VPN gets brought up in almost every small business security conversation, often without a clear explanation of what it does or whether you actually need one. Let’s clear that up before you spend any money.

What a VPN actually does

A VPN (Virtual Private Network) creates an encrypted “tunnel” for your internet traffic. When you’re connected to a VPN, your network traffic passes through the VPN provider’s servers before reaching the internet. This does two main things:

  1. Encrypts your traffic on the network you’re currently using — helpful when you’re on public Wi-Fi where other people on the same network could potentially intercept unencrypted traffic
  2. Changes your apparent IP address — websites you visit see the VPN’s IP address, not yours

There’s also a third use case for businesses specifically:

  1. Creates a private network connecting remote employees to your office network, as if they were physically present — letting them access internal servers, printers, or software that’s only available on your office network

When small businesses actually need a VPN

Remote access to office resources: If you have employees working from home who need access to a file server, a printer, an internal app, or a network drive that lives in your office, a VPN gives them that access securely. This is the most common business use case.

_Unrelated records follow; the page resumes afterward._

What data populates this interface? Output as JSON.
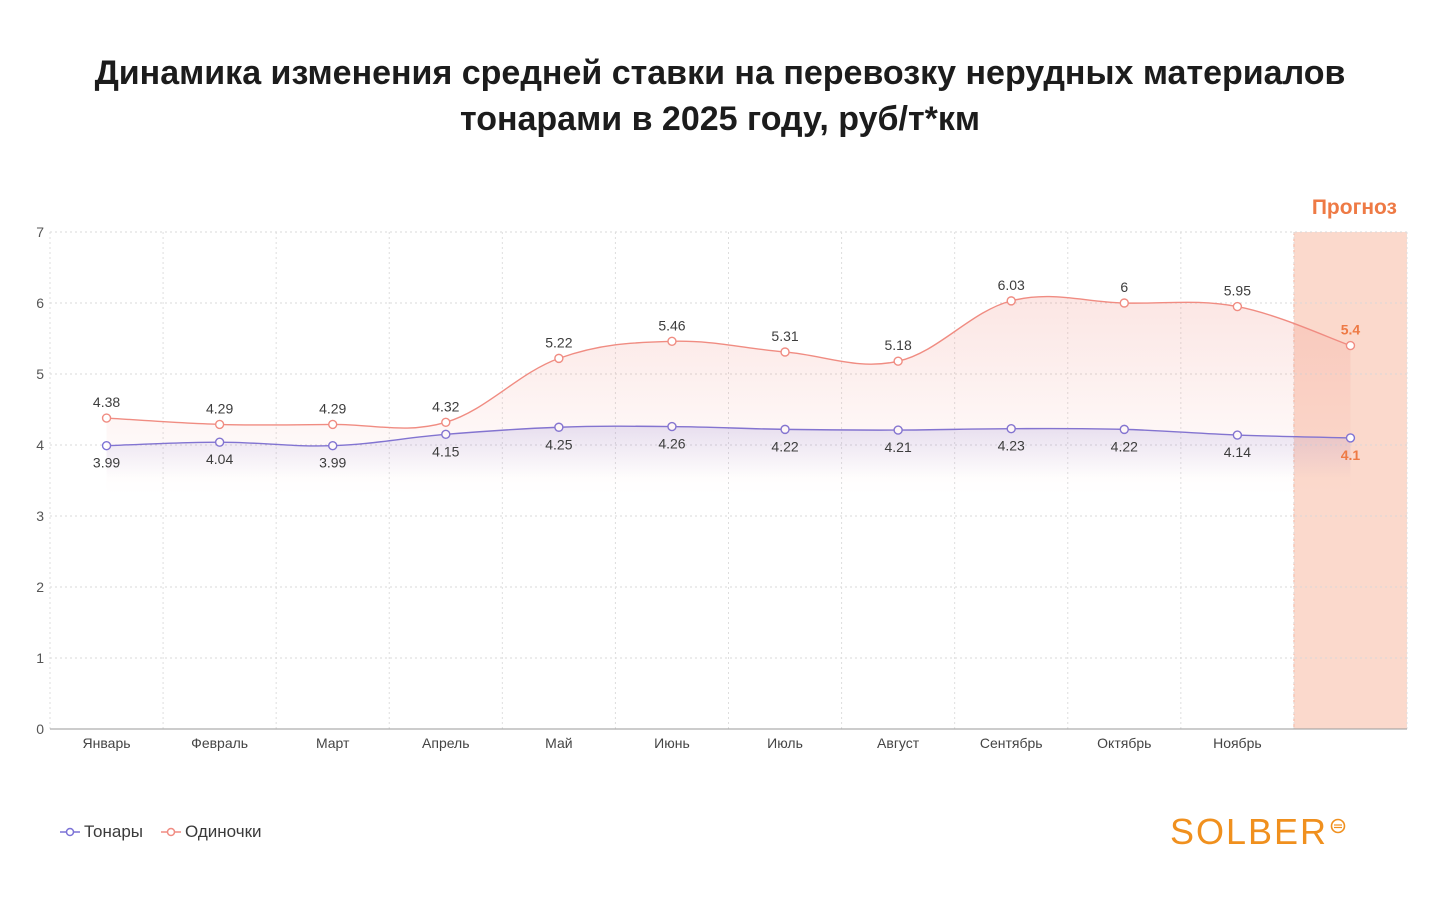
{
  "title_line1": "Динамика изменения средней ставки на перевозку нерудных материалов",
  "title_line2": "тонарами в 2025 году, руб/т*км",
  "forecast_label": "Прогноз",
  "brand": "SOLBER",
  "colors": {
    "tonary": "#7b72d6",
    "odinochki": "#f08c82",
    "forecast_band": "#fbd9cc",
    "forecast_text": "#ee7a45",
    "brand": "#f0901e"
  },
  "chart_data": {
    "type": "line",
    "categories": [
      "Январь",
      "Февраль",
      "Март",
      "Апрель",
      "Май",
      "Июнь",
      "Июль",
      "Август",
      "Сентябрь",
      "Октябрь",
      "Ноябрь",
      ""
    ],
    "ylim": [
      0,
      7
    ],
    "yticks": [
      "0",
      "1",
      "2",
      "3",
      "4",
      "5",
      "6",
      "7"
    ],
    "grid": true,
    "legend_position": "bottom-left",
    "forecast_index": 11,
    "series": [
      {
        "name": "Тонары",
        "values": [
          3.99,
          4.04,
          3.99,
          4.15,
          4.25,
          4.26,
          4.22,
          4.21,
          4.23,
          4.22,
          4.14,
          4.1
        ],
        "labels": [
          "3.99",
          "4.04",
          "3.99",
          "4.15",
          "4.25",
          "4.26",
          "4.22",
          "4.21",
          "4.23",
          "4.22",
          "4.14",
          "4.1"
        ]
      },
      {
        "name": "Одиночки",
        "values": [
          4.38,
          4.29,
          4.29,
          4.32,
          5.22,
          5.46,
          5.31,
          5.18,
          6.03,
          6.0,
          5.95,
          5.4
        ],
        "labels": [
          "4.38",
          "4.29",
          "4.29",
          "4.32",
          "5.22",
          "5.46",
          "5.31",
          "5.18",
          "6.03",
          "6",
          "5.95",
          "5.4"
        ]
      }
    ]
  }
}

Employee security on public Wi-Fi: If your team travels or frequently works from coffee shops, a VPN protects their traffic from the (real but limited) risk of someone snooping on the same network. This is a reasonable precaution for anyone handling sensitive client data or financial information remotely.

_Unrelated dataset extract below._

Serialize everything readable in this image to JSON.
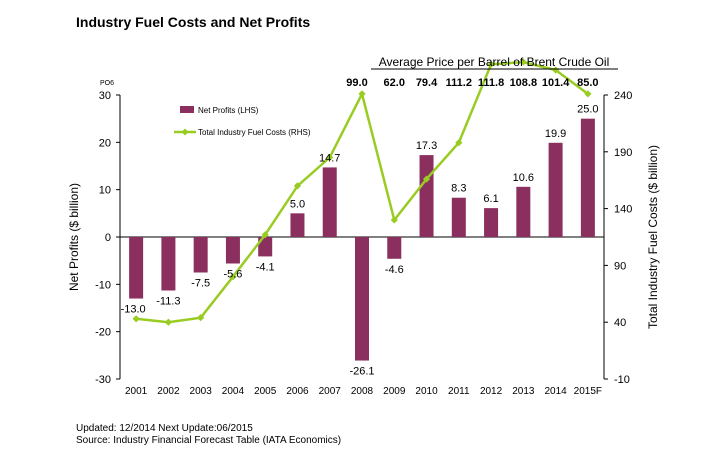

Compliance requirements: Some industries (healthcare, finance, legal) have specific requirements about how data is transmitted. A VPN may be part of meeting those requirements. Check with your compliance professional if this applies to you.

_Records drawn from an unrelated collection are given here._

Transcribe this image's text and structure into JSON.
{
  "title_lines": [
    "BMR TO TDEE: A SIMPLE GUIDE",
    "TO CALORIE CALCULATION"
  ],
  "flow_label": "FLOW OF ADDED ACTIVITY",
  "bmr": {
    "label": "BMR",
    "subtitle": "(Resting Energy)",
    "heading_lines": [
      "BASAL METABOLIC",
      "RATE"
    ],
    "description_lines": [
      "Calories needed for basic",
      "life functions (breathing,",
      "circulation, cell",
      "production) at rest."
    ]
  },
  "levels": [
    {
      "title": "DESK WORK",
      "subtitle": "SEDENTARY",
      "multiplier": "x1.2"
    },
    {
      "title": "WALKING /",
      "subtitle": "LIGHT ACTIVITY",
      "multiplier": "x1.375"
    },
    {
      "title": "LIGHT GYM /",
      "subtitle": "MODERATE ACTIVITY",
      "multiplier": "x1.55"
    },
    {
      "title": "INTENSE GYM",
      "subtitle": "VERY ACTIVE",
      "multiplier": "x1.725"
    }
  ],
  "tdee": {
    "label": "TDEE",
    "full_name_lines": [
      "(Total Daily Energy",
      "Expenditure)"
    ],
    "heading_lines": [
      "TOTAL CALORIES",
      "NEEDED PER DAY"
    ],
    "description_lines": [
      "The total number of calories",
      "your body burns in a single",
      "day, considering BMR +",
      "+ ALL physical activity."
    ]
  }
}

When you don’t need it: If your team works from home offices on their own private internet connections and all your business tools are cloud-based (Microsoft 365, Google Workspace, Salesforce, etc.), a VPN adds complexity without much security benefit. Cloud applications already encrypt your data in transit. A VPN on top of that is redundancy, not necessity.

Types of business VPNs

There are two flavors:

Remote access VPN: Individual employees connect from wherever they are to your business network. This is the most common type for small businesses. Each user installs a VPN client app and connects to your VPN server.

Site-to-site VPN: Connects two entire networks — like connecting your main office to a branch office so both locations act as one network. More complex, requires specialized equipment or cloud configuration, and is usually overkill for businesses with fewer than 20 employees.

Business VPN options

NordLayer (previously NordVPN Teams): Built specifically for businesses, not repurposed from a consumer product. Easy to deploy and manage, works on Windows, Mac, iOS, and Android. Around $8-10 per user per month. Good choice for teams of 5-50 people.

Cisco Meraki Client VPN: If you already have a Meraki router (common in small-to-midsize offices), it has built-in VPN capabilities. Configuration is done through Meraki’s dashboard and can cover 5-10 remote employees without additional licensing.

Cloudflare Zero Trust (WARP for Teams): A newer approach — rather than a traditional VPN, it gives employees secure access to your business applications without putting them on your whole network. More secure in some ways, more complex to configure. Free for up to 50 users.

OpenVPN Access Server: An open-source option that’s free for up to 3 simultaneous users. More technical to set up (requires a server to host it) but free and highly configurable. Good for technically inclined owners who want control over the whole setup.

Setting up a remote access VPN with NordLayer (a basic walkthrough)

  1. Sign up for NordLayer and create your organization
  2. Add your users via email invitation — they receive an email to download the client app
  3. Create a gateway — this is the VPN server your users will connect to. NordLayer hosts it in their infrastructure; you pick a location.
  4. Add a dedicated IP (optional but useful if you need to whitelist your business IP for other services)
  5. Users download the NordLayer app on their devices and log in with their company email
  6. Connect — one click in the app connects to your company’s VPN gateway

The whole setup takes about 30-45 minutes. The end result: every employee can connect to the VPN from anywhere and have their traffic encrypted and associated with your business IP.

A note on security theater

A VPN is not a magic security shield. It protects traffic in transit; it doesn’t protect against phishing, weak passwords, malware, or insider threats. A small business that implements a VPN but doesn’t have multi-factor authentication enabled is protecting the road while leaving the front door unlocked.

If you’re thinking about security investments for your small business, the priority order is:

  1. Multi-factor authentication on everything (especially email)
  2. Strong password management (a password manager for the team)
  3. Current software updates on all devices
  4. A backup strategy that actually works
  5. A VPN, if any of the use cases above apply to you

Get the first four right first. Then add the VPN if the situation calls for it.